# what's wrong with DIGIT.they have crossed every limit in making mistakes



## utsav (Aug 5, 2007)

oopsi


----------



## sam_1710 (Aug 5, 2007)

Hey buddy... that contest is not for sending the photo.. its for a Wacky caption that goes with it.. u have to beat that caption !!


----------



## ratedrsuperstar (Aug 5, 2007)

lol..

dude could you plz dethrone yourself of the 'Beat That Contest Winner' from your avtar


----------



## slugger (Aug 5, 2007)

_chal yaar!!! theek hain_ u misunderstood d contest [after readin ur pm i am *not* surprised dat u did]

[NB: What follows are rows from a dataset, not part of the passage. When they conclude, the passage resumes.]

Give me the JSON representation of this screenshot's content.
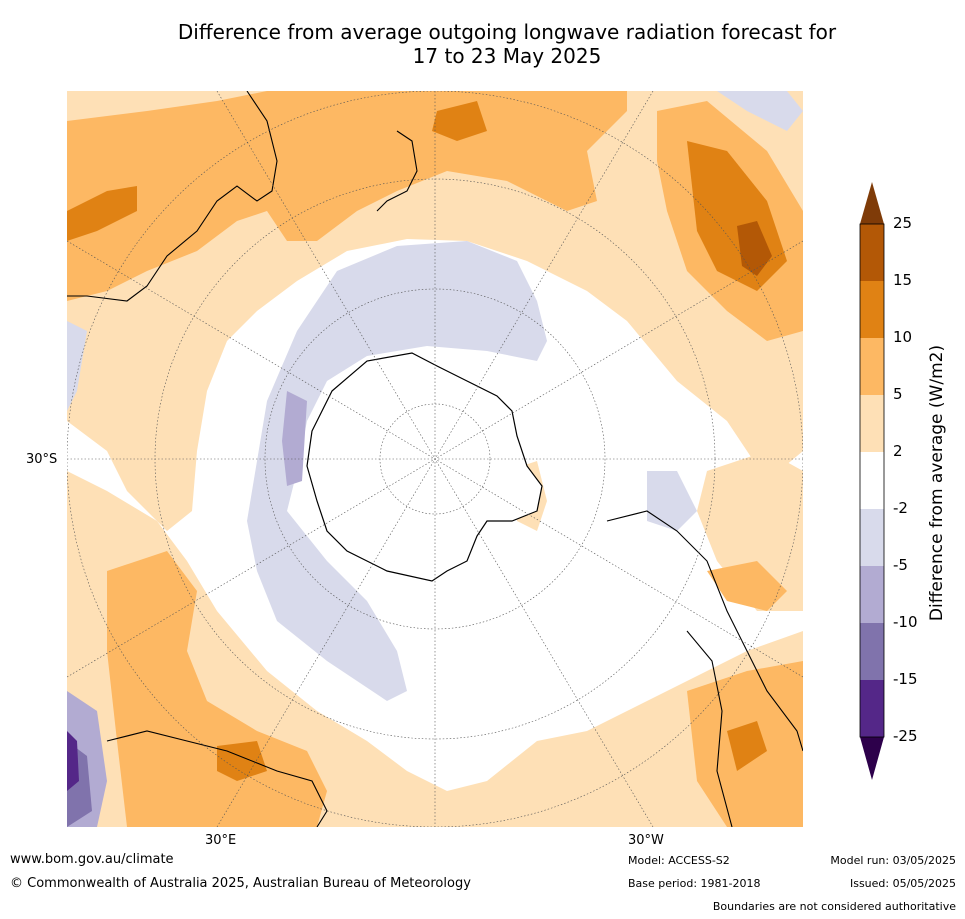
{
  "title": {
    "line1": "Difference from average outgoing longwave radiation forecast for",
    "line2": "17 to 23 May 2025"
  },
  "map": {
    "projection": "south-polar-stereographic",
    "labels": {
      "lat_30s": "30°S",
      "lon_30e": "30°E",
      "lon_30w": "30°W"
    }
  },
  "colorbar": {
    "title": "Difference from average (W/m2)",
    "ticks": [
      "25",
      "15",
      "10",
      "5",
      "2",
      "-2",
      "-5",
      "-10",
      "-15",
      "-25"
    ],
    "colors": {
      "over": "#7f3b08",
      "15_25": "#b35806",
      "10_15": "#e08214",
      "5_10": "#fdb863",
      "2_5": "#fee0b6",
      "m2_2": "#ffffff",
      "m5_m2": "#d8daeb",
      "m10_m5": "#b2abd2",
      "m15_m10": "#8073ac",
      "m25_m15": "#542788",
      "under": "#2d004b"
    }
  },
  "footer": {
    "website": "www.bom.gov.au/climate",
    "copyright": "© Commonwealth of Australia 2025, Australian Bureau of Meteorology",
    "model": "Model: ACCESS-S2",
    "base_period": "Base period: 1981-2018",
    "model_run": "Model run: 03/05/2025",
    "issued": "Issued: 05/05/2025",
    "disclaimer": "Boundaries are not considered authoritative"
  }
}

_fight shuru hone ke pehle hi refree ne ghanti bajaa di !!! _

next time submit a caption [_matlab_ comment] and not a screenshot

but at least u shud b commended 4 unearthing such a gem. d DIGIT guys shud have have given sum token prize, like *FREE LIFETIME SUBSCRIPTION OF DIGIT+SKOAR*
_itna to hakk banta hi hain tera_

*Sorry yaar!! if u find my post sarcastic. But imagining ur josh and anger while posting this thread, i cannot help but laugh at ur comprehension skill*


----------